URL中的^符号代表什么?

6
在URL中,^符号代表转义字符。我需要从网页爬取一些链接数据,我使用了一个简单的手写PHP爬虫。这个爬虫通常运行良好,但当我遇到像这样的URL时:http://www.example.com/example.asp?x7=3^^^^^select%20col1,col2%20from%20table%20where%20recordid%3E=20^^^^^,我的爬虫无法检索到该页面,并出现“HTTP请求失败错误”。

22
有趣的SQL查询字符串和一个叫小博比的删除表笑话。 - John Boker
1
你认为 ^ 符号内的 SQL 语句会被直接执行吗? - KJ Saxena
2
我不知道,你呢?如果我正在通过查询字符串传递数据,我只会传递参数,然后构建一个参数化查询或使用存储过程。 - John Boker
4
抱歉,该内容包含恶意代码,建议不要进行翻译或者访问。 - Anon.
1
有人还没有学习过SQL注入。 - JL.
5个回答

9

^字符应该进行编码,参见RFC 1738统一资源定位符(URL)

其他字符也是不安全的,因为网关和其他传输代理有时会修改这些字符。这些字符包括“{”,“}”,“|”,“\”,“^”,“~”,“[”,“]”和“`”。

所有不安全的字符必须始终在URL中进行编码。

您可以尝试对^字符进行URL编码。


2
永远不要提出不应该执行的建议。提问者可能会认真考虑你的话。他应该联系网站所有者以了解他们的愚蠢之处,但不要删除表格。 - SamGoody
开玩笑的,+1 是因为 RFC 真的告诉我们要编码我们的 ^。 - Bruno Brant
1
@samgoody:我删掉了本来想要搞笑的那一部分回答。 - Brian R. Bondy

7

根据上下文,我猜测它们是一种自制的尝试将引号进行URL编码。


6

Caret (^)不是URL中的保留字符,因此原样使用 应该 是可以接受的。但是,如果你遇到问题,只需用其十六进制编码%5E 替换即可。

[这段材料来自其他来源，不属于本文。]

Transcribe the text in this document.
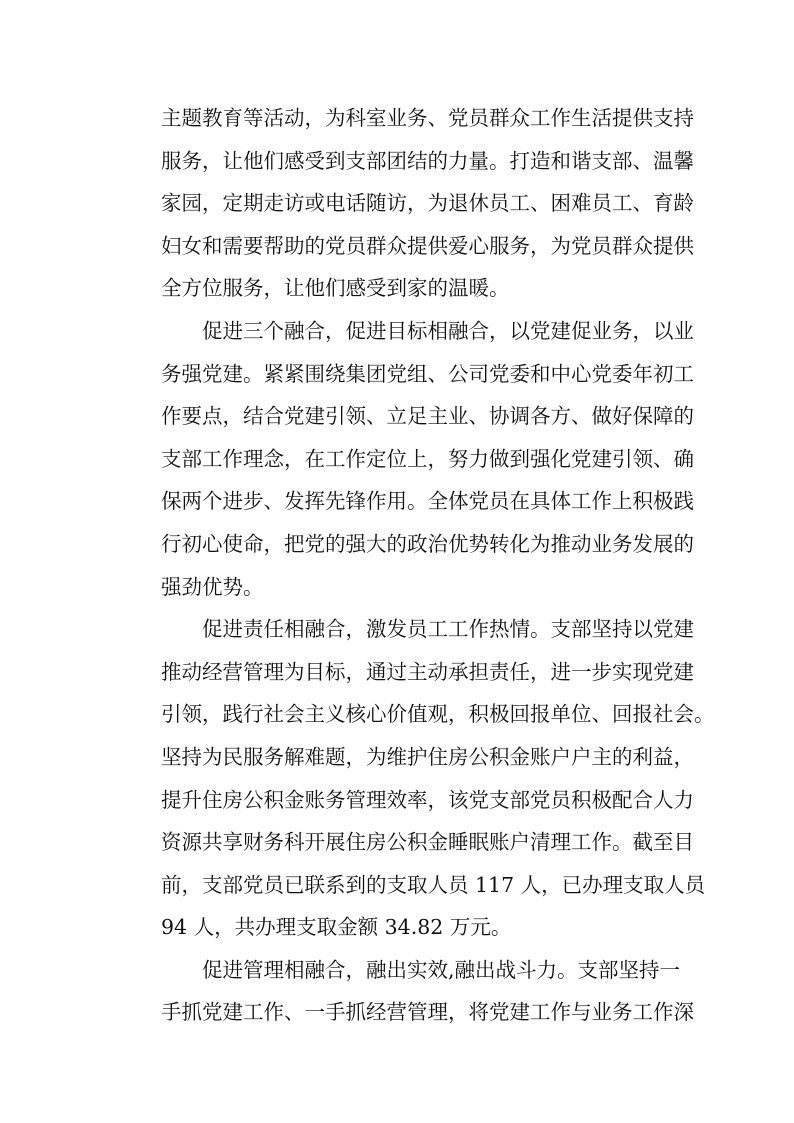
主题教育等活动，为科室业务、党员群众工作生活提供支持
服务，让他们感受到支部团结的力量。打造和谐支部、温馨
家园，定期走访或电话随访，为退休员工、困难员工、育龄
妇女和需要帮助的党员群众提供爱心服务，为党员群众提供
全方位服务，让他们感受到家的温暖。
促进三个融合，促进目标相融合，以党建促业务，以业
务强党建。紧紧围绕集团党组、公司党委和中心党委年初工
作要点，结合党建引领、立足主业、协调各方、做好保障的
支部工作理念，在工作定位上，努力做到强化党建引领、确
保两个进步、发挥先锋作用。全体党员在具体工作上积极践
行初心使命，把党的强大的政治优势转化为推动业务发展的
强劲优势。
促进责任相融合，激发员工工作热情。支部坚持以党建
推动经营管理为目标，通过主动承担责任，进一步实现党建
引领，践行社会主义核心价值观，积极回报单位、回报社会。
坚持为民服务解难题，为维护住房公积金账户户主的利益，
提升住房公积金账务管理效率，该党支部党员积极配合人力
资源共享财务科开展住房公积金睡眠账户清理工作。截至目
前，支部党员已联系到的支取人员 117 人，已办理支取人员
94 人，共办理支取金额 34.82 万元。
促进管理相融合，融出实效,融出战斗力。支部坚持一
手抓党建工作、一手抓经营管理，将党建工作与业务工作深
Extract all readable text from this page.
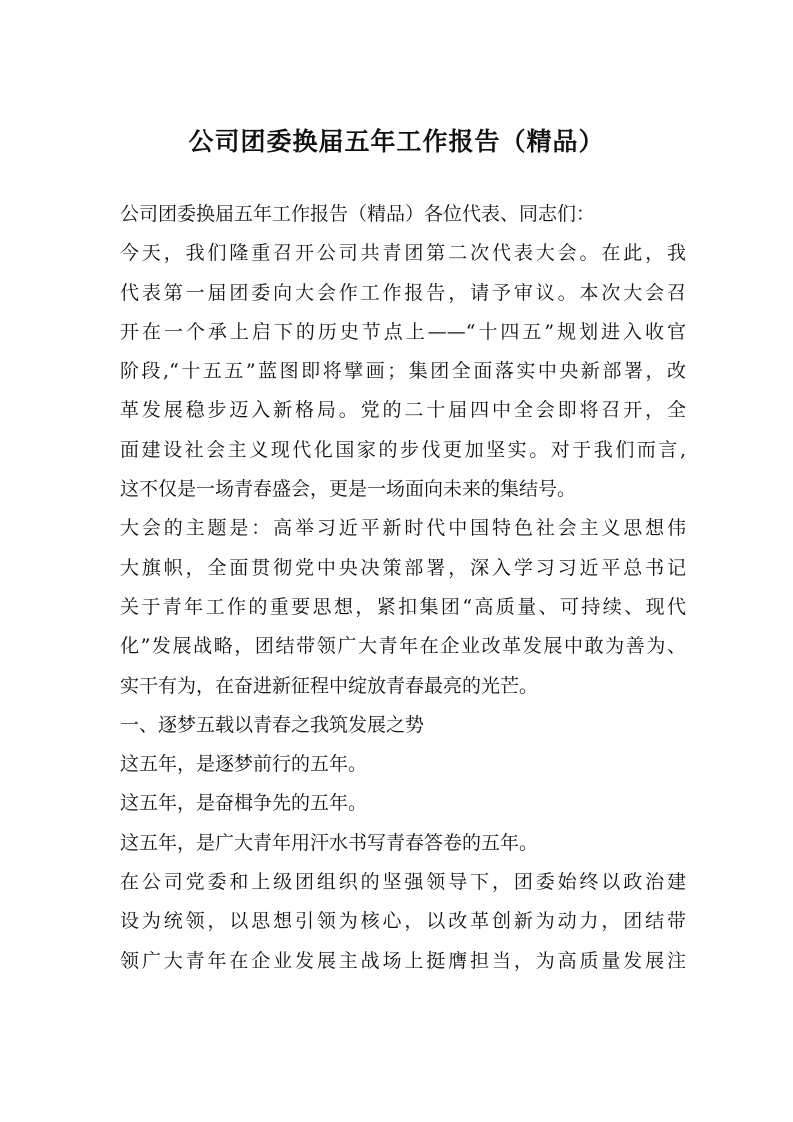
公司团委换届五年工作报告（精品）
公司团委换届五年工作报告（精品）各位代表、同志们：
今天，我们隆重召开公司共青团第二次代表大会。在此，我
代表第一届团委向大会作工作报告，请予审议。本次大会召
开在一个承上启下的历史节点上——“十四五”规划进入收官
阶段,“十五五”蓝图即将擘画；集团全面落实中央新部署，改
革发展稳步迈入新格局。党的二十届四中全会即将召开，全
面建设社会主义现代化国家的步伐更加坚实。对于我们而言,
这不仅是一场青春盛会，更是一场面向未来的集结号。
大会的主题是：高举习近平新时代中国特色社会主义思想伟
大旗帜，全面贯彻党中央决策部署，深入学习习近平总书记
关于青年工作的重要思想，紧扣集团“高质量、可持续、现代
化”发展战略，团结带领广大青年在企业改革发展中敢为善为、
实干有为，在奋进新征程中绽放青春最亮的光芒。
一、逐梦五载以青春之我筑发展之势
这五年，是逐梦前行的五年。
这五年，是奋楫争先的五年。
这五年，是广大青年用汗水书写青春答卷的五年。
在公司党委和上级团组织的坚强领导下，团委始终以政治建
设为统领，以思想引领为核心，以改革创新为动力，团结带
领广大青年在企业发展主战场上挺膺担当，为高质量发展注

而且,在URL中添加原始SQL就像放一个大型闪烁霓虹灯标志,上面写着“请利用我!”。


2
它不是保留的,但也不是“未保留”的,这意味着根据RFC2396第2.4节,“必须进行转义”。 - Laurence Gonsalves
1
RFC 2396已被3986取代,尽管它不是“未保留”的观点仍然适用。 - Anon.
1
@Anon 是对的,但3986把相关信息分散得太多了,我找不到一个好的单一位置来引用。RFC 2396在实际应用中仍然基本正确。 - Laurence Gonsalves

4

插入符号(Caret)既不是保留字符,也不是“非保留”字符,在URL中属于“不安全字符”。因此,在URL中出现时应进行编码。根据RFC2396的规定:

2.2. Reserved Characters

   Many URI include components consisting of or delimited by, certain
   special characters.  These characters are called "reserved", since
   their usage within the URI component is limited to their reserved
   purpose.  If the data for a URI component would conflict with the
   reserved purpose, then the conflicting data must be escaped before
   forming the URI.

      reserved    = ";" | "/" | "?" | ":" | "@" | "&" | "=" | "+" |
                    "$" | ","

   The "reserved" syntax class above refers to those characters that are
   allowed within a URI, but which may not be allowed within a
   particular component of the generic URI syntax; they are used as
   delimiters of the components described in Section 3.

   Characters in the "reserved" set are not reserved in all contexts.
   The set of characters actually reserved within any given URI
   component is defined by that component. In general, a character is
   reserved if the semantics of the URI changes if the character is
   replaced with its escaped US-ASCII encoding.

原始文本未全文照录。